The resultant combined model of DL and control theory is shown in
Figure 11. Six features were used as input to the DL model (three raw accelerometer values: x, y and z and three GPS values: longitude, latitude, and altitude). Since all these values and their combinations are personalised for each participant, training needs to take place for each participant. Testing the data iteratively enabled us to compare the prediction level for different days of the week. Since the output of the model is forecasting the nicotine effect value over time, Mean Square Error is used as the error criterion to measure the performance of the model. This evaluation matrix has been previously used to evaluate time-series data [
28]. The results of the Mean Square Error (MSE), Root Mean Square Error (RMSE), and Normalized Root Mean Square Error (NRMSE), represent the accuracy of predicted nicotine levels during week days (
Table 5) and weekends (
Table 6). In general, the model has the same performance throughout the week.
Figure 12 shows the predicted nicotine level from a randomly selected day for two participants. All 6 predictors were used as input to the system. The nicotine level was predicted during the closed-loop process; no pre-calculated data was used.
Although some smoking events were missed, the model in general reliably predicts the smoking behaviour of each of the participants. While accuracy of prediction of nicotine level is negatively affected by missed samples in the data set overall accuracy remains high.
Figure 13 shows the predicted smoking events for a randomly selected day with a high level of missed samples.
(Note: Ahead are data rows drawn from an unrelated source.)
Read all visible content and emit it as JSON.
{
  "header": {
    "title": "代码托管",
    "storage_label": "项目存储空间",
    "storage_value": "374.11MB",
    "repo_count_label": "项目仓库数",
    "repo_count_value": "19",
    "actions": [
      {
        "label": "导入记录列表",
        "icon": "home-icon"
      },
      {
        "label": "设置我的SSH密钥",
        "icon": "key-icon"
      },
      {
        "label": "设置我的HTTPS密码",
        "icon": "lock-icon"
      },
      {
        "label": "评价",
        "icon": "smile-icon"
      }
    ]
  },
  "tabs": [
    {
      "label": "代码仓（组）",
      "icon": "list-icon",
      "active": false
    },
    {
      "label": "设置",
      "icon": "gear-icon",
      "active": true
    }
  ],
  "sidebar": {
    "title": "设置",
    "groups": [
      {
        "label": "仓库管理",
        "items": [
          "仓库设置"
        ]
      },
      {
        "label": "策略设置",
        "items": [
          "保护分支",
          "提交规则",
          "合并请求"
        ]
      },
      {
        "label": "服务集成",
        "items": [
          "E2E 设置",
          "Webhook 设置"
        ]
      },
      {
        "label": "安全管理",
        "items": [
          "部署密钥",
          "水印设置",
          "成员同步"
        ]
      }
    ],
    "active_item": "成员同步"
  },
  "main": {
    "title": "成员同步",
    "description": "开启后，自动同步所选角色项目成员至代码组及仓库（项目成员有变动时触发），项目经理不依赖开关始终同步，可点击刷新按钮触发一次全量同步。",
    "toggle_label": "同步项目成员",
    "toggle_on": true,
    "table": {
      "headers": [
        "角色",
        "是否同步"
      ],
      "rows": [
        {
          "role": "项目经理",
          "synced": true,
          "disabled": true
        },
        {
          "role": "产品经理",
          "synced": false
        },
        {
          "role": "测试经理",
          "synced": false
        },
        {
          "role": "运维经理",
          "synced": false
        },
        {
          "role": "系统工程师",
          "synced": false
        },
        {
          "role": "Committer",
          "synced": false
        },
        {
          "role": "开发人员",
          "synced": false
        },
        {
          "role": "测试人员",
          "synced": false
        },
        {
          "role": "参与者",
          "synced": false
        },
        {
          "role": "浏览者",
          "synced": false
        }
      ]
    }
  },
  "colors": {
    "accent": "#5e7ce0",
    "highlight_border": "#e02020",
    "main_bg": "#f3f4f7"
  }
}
In some cases the participant was cooperative in reporting smoking events in all days accept for one day. The model predicted several smoking events for that day, and we cannot be sure whether these are unreported smoking events or false alarms (
Figure 14).
Overall, the model can predict smoking events with 0.2 accuracy in a 15 min window, 0.3 accuracy in a 30 min window, 0.5 in a 1-h window, and 0.8 in a 2-h window.
Figure 15 displaysthe ROC curve for all dataset for 15 min, 30 min, 1-h window, and 2-h window. As far as we know, there are relatively few studies which explore the possibility of using machine learning to classify the factors that lead to smoking events, and all the previous research [
7,
8] rely on self-reporting and surveys, which make it hard to compare with our research since they use different experiment settings and different inputs. Even though this research has accomplished a better overall accuracy equals to 86.6% without relying on self-reporting of predictors.